- Jarmaq Location in Lebanon
- Coordinates: 33°23′11″N 35°32′06″E﻿ / ﻿33.38639°N 35.53500°E
- Grid position: 130/161 L
- Country: Lebanon
- Governorate: South Governorate
- District: Jezzine District
- Elevation: 1,280 ft (390 m)
- Time zone: UTC+2 (EET)
- • Summer (DST): +3

= Jarmaq =

Village in South Governorate, Lebanon

Jarmaq (الجرمق) is a municipality in the Jezzine District in southern Lebanon, located 82 km southeast of the capital Beirut. It has an altitude of 390 m. Its land area is 448 hectares. The village is a predominantly Maronite and Sunni settlement.

==History==
The Syrian geographer Yaqut al-Hamawi (d. 1226) mentioned that Jarmaq was a district of Safed and the site of an ancient town by the same name. Yaqut notes a Hebrew tribe was called after the town.

In the 1596 tax records, it was named as a village, Jarman, in the Ottoman nahiya (subdistrict) of Shaqif Arnun, part of Safad Sanjak, with a population of 52 households and 6 bachelors, all Muslims. The villagers paid taxes on goats and beehives, "occasional revenues", a press for olive oil or grape syrup, "dulab", in addition to a fixed sum; a total of 5,502 akçe.
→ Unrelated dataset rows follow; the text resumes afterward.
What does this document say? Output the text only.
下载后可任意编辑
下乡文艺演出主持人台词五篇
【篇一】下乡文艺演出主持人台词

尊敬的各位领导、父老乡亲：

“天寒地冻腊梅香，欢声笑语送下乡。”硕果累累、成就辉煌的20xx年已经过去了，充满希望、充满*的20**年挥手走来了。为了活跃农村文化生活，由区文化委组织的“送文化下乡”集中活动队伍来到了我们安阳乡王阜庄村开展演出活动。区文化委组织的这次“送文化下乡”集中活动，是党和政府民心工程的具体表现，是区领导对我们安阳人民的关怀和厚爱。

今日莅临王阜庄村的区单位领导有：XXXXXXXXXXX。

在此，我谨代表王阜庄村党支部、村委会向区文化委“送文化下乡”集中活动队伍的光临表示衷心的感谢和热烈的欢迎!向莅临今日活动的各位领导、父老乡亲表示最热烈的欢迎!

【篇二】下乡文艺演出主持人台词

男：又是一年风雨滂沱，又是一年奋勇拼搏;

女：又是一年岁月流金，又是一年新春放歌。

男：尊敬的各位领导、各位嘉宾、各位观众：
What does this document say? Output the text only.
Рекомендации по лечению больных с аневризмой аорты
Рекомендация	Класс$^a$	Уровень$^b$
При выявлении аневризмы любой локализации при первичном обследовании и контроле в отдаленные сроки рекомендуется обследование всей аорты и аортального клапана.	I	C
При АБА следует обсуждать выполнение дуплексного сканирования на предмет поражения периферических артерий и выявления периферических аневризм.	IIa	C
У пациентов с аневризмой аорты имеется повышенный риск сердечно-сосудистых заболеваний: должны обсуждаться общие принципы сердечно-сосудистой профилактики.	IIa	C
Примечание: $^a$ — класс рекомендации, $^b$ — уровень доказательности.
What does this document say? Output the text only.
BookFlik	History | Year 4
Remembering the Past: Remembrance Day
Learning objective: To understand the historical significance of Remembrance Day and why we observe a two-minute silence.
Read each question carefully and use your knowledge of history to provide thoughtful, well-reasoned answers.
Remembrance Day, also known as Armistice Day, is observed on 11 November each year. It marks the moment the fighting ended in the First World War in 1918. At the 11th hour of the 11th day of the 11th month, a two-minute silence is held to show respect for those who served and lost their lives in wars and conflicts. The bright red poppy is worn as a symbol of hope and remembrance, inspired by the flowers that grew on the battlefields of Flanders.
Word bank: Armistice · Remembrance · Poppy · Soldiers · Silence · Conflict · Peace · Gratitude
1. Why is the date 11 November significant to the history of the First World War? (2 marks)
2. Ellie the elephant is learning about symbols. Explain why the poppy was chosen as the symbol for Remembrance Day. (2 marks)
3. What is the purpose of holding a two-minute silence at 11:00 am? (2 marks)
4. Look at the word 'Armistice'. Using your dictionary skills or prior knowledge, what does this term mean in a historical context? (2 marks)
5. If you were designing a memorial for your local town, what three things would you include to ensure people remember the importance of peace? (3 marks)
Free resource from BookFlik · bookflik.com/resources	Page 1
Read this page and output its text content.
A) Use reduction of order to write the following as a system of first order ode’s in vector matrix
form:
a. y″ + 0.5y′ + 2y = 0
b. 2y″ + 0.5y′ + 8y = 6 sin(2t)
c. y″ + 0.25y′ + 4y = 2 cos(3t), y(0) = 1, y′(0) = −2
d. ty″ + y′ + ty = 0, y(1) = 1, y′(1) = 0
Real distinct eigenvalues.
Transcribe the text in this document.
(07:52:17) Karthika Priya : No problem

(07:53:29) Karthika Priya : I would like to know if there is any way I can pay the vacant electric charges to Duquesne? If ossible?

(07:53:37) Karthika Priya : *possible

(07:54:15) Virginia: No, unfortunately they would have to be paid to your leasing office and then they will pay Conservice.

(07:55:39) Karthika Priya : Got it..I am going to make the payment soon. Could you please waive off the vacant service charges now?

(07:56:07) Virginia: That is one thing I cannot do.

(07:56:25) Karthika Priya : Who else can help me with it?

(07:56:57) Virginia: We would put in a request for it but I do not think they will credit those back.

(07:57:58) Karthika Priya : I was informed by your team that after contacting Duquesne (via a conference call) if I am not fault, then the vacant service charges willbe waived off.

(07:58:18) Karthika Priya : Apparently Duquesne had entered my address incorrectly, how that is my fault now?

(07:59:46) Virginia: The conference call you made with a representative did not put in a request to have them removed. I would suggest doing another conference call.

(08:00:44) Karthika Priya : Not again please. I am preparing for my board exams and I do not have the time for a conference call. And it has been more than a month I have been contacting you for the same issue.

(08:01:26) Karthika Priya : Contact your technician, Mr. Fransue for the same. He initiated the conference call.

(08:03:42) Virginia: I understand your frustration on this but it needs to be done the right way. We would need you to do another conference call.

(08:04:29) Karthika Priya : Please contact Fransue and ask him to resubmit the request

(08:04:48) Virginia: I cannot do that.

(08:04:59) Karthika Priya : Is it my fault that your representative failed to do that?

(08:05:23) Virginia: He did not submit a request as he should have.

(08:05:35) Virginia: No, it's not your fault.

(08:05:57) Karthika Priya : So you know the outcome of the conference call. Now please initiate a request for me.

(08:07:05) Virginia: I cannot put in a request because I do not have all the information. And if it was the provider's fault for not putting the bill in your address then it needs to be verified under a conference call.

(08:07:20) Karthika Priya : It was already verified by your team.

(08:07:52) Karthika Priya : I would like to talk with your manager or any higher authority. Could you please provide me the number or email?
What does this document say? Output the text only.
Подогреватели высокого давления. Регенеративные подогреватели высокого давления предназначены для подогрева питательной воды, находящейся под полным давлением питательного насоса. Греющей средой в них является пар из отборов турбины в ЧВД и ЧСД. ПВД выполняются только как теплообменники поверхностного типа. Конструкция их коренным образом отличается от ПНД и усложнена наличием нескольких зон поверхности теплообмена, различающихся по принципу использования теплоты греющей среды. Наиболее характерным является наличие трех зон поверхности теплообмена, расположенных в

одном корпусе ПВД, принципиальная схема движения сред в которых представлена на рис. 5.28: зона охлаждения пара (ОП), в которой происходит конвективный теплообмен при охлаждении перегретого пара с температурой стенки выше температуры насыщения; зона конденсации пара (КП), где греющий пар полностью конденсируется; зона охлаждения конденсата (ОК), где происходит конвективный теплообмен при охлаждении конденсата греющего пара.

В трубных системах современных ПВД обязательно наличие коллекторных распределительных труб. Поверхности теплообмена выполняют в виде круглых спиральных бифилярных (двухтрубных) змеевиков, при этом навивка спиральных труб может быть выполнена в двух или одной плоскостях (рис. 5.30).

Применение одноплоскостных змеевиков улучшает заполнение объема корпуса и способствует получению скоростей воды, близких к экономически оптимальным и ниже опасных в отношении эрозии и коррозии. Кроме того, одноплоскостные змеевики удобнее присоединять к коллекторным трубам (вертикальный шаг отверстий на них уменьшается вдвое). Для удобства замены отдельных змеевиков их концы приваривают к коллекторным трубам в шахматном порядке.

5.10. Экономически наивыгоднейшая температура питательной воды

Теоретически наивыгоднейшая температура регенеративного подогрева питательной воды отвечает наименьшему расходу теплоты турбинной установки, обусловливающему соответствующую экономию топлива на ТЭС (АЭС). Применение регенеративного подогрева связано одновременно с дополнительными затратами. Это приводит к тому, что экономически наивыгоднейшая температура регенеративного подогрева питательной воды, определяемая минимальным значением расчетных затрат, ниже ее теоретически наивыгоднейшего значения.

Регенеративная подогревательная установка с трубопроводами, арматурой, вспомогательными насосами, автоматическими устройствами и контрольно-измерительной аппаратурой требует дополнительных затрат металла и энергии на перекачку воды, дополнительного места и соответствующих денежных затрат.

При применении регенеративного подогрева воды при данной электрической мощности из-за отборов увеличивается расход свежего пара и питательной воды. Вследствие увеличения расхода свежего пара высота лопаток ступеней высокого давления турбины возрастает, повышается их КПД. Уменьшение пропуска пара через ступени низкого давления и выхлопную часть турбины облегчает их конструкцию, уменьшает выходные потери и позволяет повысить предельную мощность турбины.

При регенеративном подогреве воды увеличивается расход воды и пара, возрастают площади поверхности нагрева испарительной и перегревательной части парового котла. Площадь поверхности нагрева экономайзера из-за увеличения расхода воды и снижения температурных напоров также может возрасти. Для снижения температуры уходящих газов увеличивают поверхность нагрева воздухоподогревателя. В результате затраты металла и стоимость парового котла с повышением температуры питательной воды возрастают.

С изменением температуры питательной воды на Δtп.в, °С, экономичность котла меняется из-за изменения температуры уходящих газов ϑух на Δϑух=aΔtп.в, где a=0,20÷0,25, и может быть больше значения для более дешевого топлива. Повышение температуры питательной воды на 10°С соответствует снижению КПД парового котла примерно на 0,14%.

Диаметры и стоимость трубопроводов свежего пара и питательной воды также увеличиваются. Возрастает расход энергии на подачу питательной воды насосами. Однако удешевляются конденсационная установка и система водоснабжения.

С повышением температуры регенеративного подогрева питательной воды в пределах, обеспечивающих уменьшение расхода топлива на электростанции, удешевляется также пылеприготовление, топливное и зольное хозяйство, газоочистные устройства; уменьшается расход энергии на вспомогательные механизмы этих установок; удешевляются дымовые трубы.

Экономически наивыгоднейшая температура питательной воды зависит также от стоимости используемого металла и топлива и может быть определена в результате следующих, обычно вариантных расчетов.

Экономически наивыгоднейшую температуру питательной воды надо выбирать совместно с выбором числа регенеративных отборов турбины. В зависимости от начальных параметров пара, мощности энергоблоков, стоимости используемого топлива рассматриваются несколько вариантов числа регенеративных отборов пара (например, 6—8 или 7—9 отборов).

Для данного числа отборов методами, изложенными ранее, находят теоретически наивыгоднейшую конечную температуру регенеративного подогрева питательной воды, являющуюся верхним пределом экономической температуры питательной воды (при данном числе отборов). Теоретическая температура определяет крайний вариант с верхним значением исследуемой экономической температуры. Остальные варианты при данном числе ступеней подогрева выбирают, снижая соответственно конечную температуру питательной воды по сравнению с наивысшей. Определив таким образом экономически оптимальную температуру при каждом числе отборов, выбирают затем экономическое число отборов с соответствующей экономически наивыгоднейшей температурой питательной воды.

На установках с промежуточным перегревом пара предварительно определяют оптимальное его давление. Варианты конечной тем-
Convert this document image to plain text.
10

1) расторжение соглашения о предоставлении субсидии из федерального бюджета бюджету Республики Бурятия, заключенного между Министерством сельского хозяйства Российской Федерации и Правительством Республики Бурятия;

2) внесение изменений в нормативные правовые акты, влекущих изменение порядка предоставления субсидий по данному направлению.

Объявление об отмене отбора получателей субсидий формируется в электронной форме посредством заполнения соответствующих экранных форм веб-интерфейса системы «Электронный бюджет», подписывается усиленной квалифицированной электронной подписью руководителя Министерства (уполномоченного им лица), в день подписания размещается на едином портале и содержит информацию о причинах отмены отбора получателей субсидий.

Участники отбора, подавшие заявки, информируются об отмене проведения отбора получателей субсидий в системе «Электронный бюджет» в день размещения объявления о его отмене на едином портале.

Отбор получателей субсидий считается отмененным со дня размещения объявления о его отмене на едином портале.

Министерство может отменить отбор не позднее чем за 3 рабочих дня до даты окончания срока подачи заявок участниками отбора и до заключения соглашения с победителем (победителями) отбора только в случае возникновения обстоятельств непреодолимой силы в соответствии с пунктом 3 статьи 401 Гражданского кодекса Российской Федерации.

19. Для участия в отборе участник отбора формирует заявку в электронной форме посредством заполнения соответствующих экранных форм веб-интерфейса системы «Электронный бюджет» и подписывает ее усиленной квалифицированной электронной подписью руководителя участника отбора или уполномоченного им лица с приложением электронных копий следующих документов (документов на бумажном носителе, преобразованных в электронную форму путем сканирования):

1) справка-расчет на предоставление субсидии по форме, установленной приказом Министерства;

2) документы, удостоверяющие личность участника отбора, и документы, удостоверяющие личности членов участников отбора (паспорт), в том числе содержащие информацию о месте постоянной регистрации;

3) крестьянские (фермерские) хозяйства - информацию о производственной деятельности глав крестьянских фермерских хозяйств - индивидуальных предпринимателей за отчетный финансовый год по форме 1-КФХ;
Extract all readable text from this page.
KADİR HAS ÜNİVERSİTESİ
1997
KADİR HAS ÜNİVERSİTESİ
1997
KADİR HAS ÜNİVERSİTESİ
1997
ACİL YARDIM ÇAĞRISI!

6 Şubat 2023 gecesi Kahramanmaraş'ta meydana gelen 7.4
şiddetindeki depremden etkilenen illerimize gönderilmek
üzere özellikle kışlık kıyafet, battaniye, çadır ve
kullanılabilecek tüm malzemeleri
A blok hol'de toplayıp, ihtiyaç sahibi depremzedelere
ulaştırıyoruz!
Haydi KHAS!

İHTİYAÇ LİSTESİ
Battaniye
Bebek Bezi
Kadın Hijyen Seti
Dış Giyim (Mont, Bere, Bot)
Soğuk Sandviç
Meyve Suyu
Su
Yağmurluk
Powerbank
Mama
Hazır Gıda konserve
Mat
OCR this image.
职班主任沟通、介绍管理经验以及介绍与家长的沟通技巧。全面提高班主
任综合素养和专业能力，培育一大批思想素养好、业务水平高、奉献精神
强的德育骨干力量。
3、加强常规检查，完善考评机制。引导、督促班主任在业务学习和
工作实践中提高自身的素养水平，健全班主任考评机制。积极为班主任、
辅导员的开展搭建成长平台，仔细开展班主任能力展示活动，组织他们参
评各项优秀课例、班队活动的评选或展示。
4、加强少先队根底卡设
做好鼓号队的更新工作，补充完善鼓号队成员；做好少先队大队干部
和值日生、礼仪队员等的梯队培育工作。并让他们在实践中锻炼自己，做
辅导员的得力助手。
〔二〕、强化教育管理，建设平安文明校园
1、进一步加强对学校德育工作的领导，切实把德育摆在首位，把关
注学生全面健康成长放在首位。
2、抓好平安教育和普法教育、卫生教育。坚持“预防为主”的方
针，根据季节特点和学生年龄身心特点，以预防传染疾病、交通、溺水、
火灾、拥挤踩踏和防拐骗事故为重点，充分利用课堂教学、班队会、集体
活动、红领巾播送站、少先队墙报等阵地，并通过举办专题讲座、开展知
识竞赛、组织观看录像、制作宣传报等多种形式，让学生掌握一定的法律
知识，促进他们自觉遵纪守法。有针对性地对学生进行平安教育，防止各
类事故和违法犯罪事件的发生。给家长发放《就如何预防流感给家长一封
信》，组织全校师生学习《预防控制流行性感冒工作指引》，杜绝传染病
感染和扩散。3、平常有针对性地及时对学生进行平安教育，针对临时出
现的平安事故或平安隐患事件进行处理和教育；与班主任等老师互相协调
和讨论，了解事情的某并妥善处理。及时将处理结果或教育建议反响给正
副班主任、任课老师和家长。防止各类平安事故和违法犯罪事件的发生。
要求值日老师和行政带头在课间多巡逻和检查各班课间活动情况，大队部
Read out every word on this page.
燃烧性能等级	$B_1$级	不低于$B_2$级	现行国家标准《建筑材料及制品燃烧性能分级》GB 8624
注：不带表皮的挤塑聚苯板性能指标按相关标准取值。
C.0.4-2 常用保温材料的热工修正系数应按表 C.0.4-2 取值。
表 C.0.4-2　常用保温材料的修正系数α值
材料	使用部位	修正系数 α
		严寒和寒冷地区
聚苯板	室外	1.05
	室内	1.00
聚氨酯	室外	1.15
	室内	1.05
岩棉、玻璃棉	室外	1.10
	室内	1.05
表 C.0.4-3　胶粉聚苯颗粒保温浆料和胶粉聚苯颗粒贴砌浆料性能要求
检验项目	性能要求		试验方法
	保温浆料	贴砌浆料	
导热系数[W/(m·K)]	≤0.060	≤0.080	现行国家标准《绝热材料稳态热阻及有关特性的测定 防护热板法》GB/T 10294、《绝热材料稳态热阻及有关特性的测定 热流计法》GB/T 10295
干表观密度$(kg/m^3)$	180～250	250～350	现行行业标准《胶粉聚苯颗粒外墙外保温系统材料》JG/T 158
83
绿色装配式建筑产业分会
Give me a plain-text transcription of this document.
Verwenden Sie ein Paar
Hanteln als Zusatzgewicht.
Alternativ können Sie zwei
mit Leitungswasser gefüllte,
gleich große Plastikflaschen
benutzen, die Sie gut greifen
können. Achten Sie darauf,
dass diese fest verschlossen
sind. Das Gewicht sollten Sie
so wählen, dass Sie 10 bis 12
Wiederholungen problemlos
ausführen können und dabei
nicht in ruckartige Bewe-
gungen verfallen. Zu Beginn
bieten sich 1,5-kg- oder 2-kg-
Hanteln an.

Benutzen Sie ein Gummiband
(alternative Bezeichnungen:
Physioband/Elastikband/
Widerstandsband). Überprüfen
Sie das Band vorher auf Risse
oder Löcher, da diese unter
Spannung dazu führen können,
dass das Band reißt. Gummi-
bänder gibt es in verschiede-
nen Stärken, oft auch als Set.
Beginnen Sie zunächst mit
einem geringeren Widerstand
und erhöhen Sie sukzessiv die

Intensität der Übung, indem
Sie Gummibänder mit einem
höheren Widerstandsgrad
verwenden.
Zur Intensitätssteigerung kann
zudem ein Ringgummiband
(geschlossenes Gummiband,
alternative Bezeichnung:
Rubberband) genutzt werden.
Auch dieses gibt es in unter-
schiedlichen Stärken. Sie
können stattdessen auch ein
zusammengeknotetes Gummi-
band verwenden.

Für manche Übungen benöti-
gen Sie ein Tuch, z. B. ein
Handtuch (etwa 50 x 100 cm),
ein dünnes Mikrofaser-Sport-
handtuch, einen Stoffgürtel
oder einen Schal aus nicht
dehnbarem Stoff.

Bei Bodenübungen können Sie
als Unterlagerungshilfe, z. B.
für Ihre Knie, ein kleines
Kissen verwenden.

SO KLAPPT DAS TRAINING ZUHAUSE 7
Following the 1982 invasion Jarmaq became part of the Israeli Security Zone. On 5 April 1992 Israeli soldiers shot dead two guerillas planting a roadside bomb in Al-Jarmaq. Five Israeli soldiers had been killed in first 14 weeks of 1992.

==Demographics==
In 2014, Christians made up 74.73% and Muslims made up 25.05% of registered voters in Jarmaq. 65.12% of the voters were Maronite Catholics and 20.30% were Sunni Muslims.